Our objective with Enigma was NOT to create a ship simulation, but a command simulation - an experience: One guideline was never letting the player be more than 3 minutes from combat; we had to because we have no time acceleration in the game. Another was to create a high pressure situation, layer by layer in each mission. We did this by mis-direction, pre-discovery, carefully timed segments in the missions (enemy aircraft coming in JUST as you were coming in range of a convoy for example).

Face it, SH3 does a much better job of letting you pretend you are running a real submarine, you can plot your approach, take readings and use a TDC to setup your shots. But without time acceleration, SH3 would be beyond boring.

We wanted to focus on the actual combat experiences themselves - attack and avoid, broken approaches and pursuit, overwhelming odds, poor position on a sweet target. Command decisions.

I think you are mistaking what you are getting from looking at the memory. The AI was forced to play by the same rules as a player. They both utilized the same interfaces in the same way for controlling the ships/subs, they both utilize the exact same discovery methods and rule sets with only 1 exception: The mission scripts can be set for any ship to be aware of any other ship. In most cases, the enemy ships will be aware of your position at the beginning of the scenario, or shortly after it starts. This is likely what you were observing.

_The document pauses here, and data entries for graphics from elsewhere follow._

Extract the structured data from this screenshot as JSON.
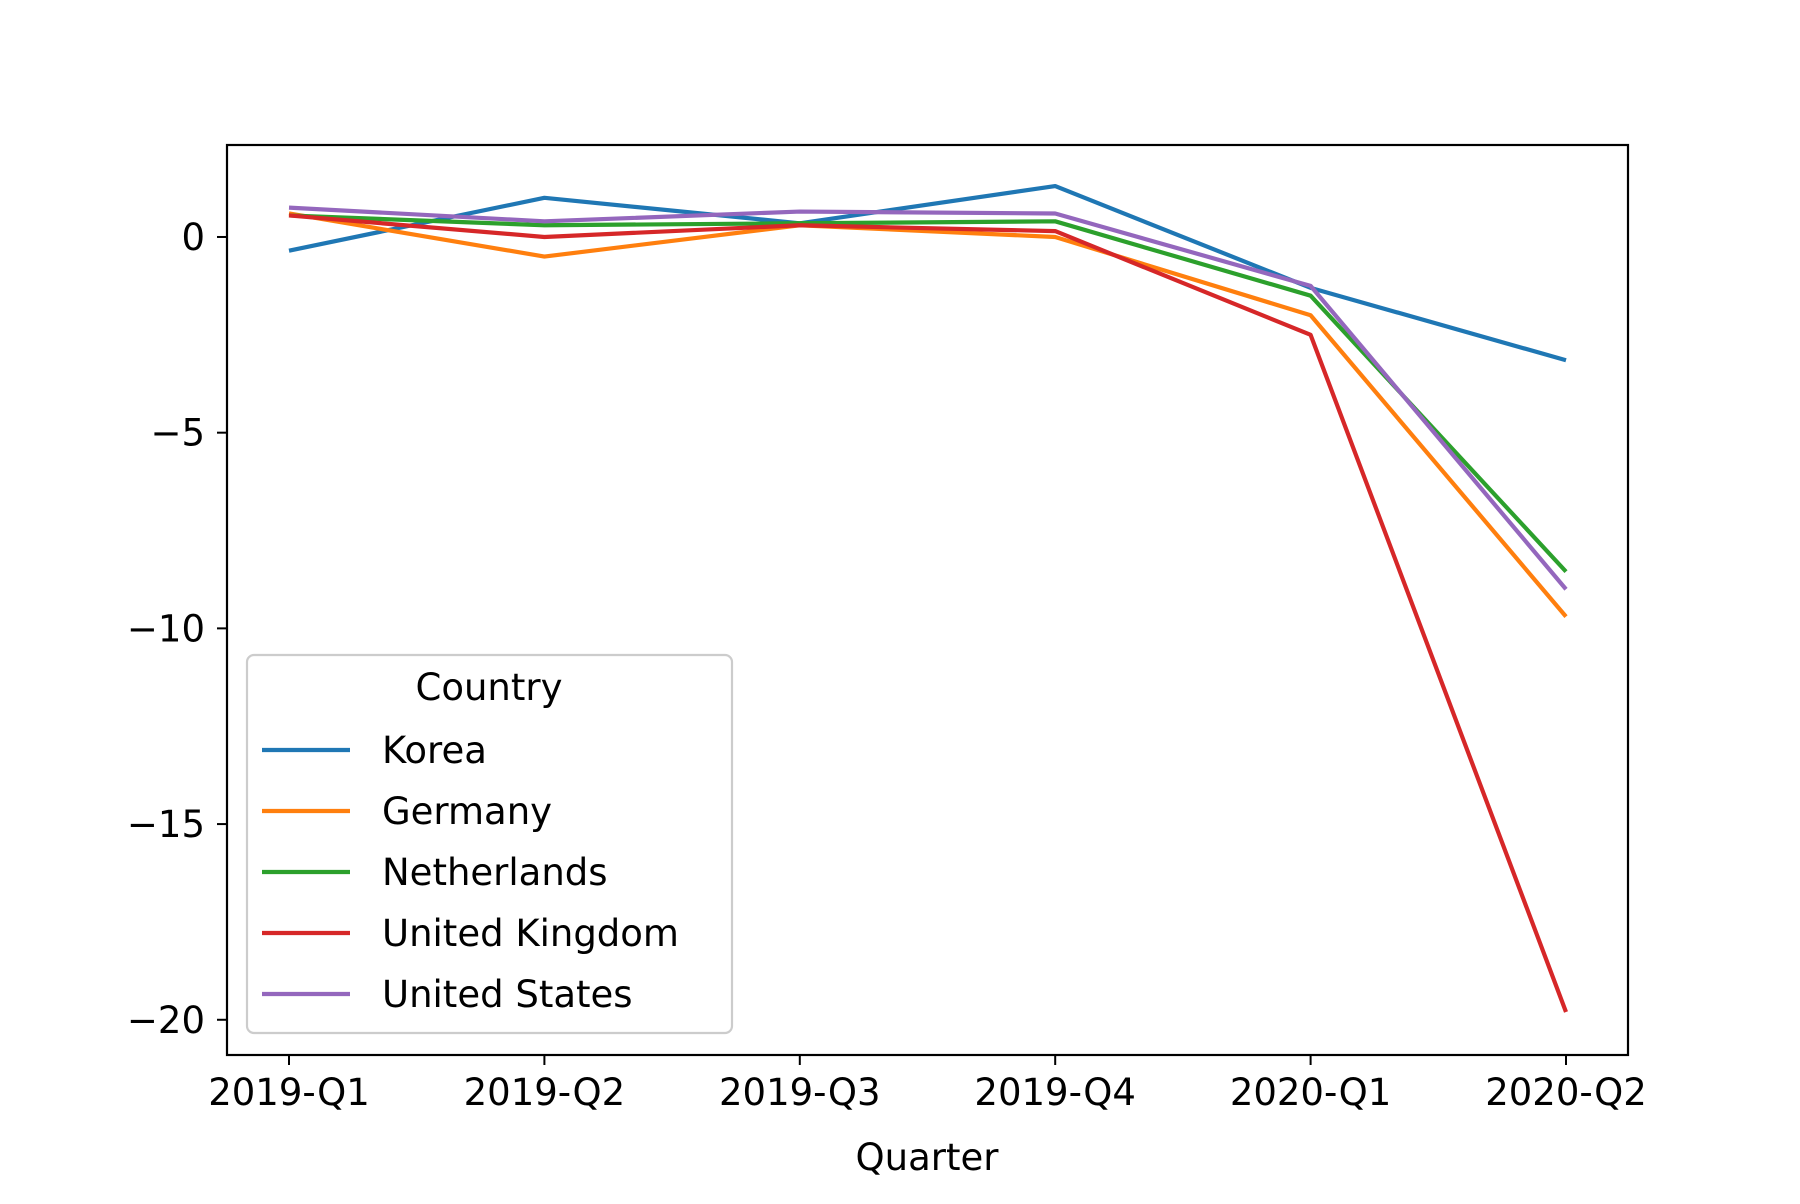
{
  "chart_data": {
    "type": "line",
    "title": "",
    "xlabel": "Quarter",
    "ylabel": "",
    "categories": [
      "2019-Q1",
      "2019-Q2",
      "2019-Q3",
      "2019-Q4",
      "2020-Q1",
      "2020-Q2"
    ],
    "ylim": [
      -20.9,
      2.35
    ],
    "yticks": [
      0,
      -5,
      -10,
      -15,
      -20
    ],
    "ytick_labels": [
      "0",
      "−5",
      "−10",
      "−15",
      "−20"
    ],
    "grid": false,
    "legend": {
      "title": "Country",
      "placement": "lower-left"
    },
    "series": [
      {
        "name": "Korea",
        "color": "#1f77b4",
        "values": [
          -0.35,
          1.0,
          0.35,
          1.3,
          -1.3,
          -3.15
        ]
      },
      {
        "name": "Germany",
        "color": "#ff7f0e",
        "values": [
          0.6,
          -0.5,
          0.3,
          0.0,
          -2.0,
          -9.7
        ]
      },
      {
        "name": "Netherlands",
        "color": "#2ca02c",
        "values": [
          0.55,
          0.3,
          0.35,
          0.4,
          -1.5,
          -8.55
        ]
      },
      {
        "name": "United Kingdom",
        "color": "#d62728",
        "values": [
          0.55,
          0.0,
          0.3,
          0.15,
          -2.5,
          -19.8
        ]
      },
      {
        "name": "United States",
        "color": "#9467bd",
        "values": [
          0.75,
          0.4,
          0.65,
          0.6,
          -1.25,
          -9.0
        ]
      }
    ]
  }
}
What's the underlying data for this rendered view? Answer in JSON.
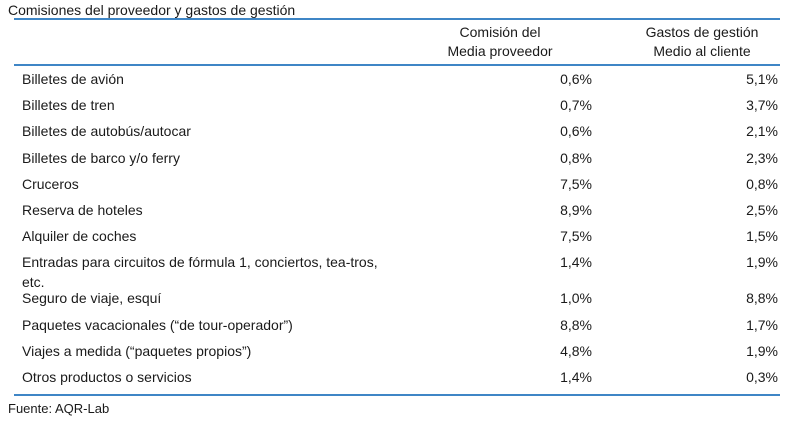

Not only does the AI not cheat, it utilizes group tactics (surface vs sub) as well as pretty standard naval strategies throughout. I know guys (not on our dev team) who could finish campaigns in a day. Some completed all the patrols and campaigns for surface and submarine for all factions within 2 weeks. Considering some of your comments, its clear you made your mind up before playing it. Nothing wrong with that, your loss not mine.

Incidently, even without getting a multiplayer version done, Enigma has sold very well and continues to sell a couple 1000 units a month more than 3 years after its initial release. We did it as a group of starving developers with next to ZERO funding and singlehandedly revived the genre. Don't agree? Check your history - SH3 was never coming out, UBI made that clear. Naval was dead in the water. Then Enigma started getting interest and making money...then UBI decided to re-look at SH3 (check the development start dates for yourself). Then came the Battlestations Midway video, Navy Field, et. al.

You may not like Enigma, but we accept your thanks for kicking this genre in the balls and getting it rolling again.

--East

I have to totally agree with East here. I play Enigma from time to time, most often when I really dont want to get into hours and hours of 2048x time compression and still have the uncertainty of ever finding a contact. Sure, Silent Hunter 3 is a great game, and it surpasses Enigma only if you view Enigma as a die-hard simulation, which it isnt, and never really claimed to be.

Enigma: RT delivered where it counted, an affordable submarine game that someone could just pick up and play. Who cares if its got outdated graphics? It means it runs faster. It still had three campaigns (if I recall) and some pretty damn good immersion.

Oh, and with regards to the AI, its a common misconception. No, its not the AI's fault, you just need practise.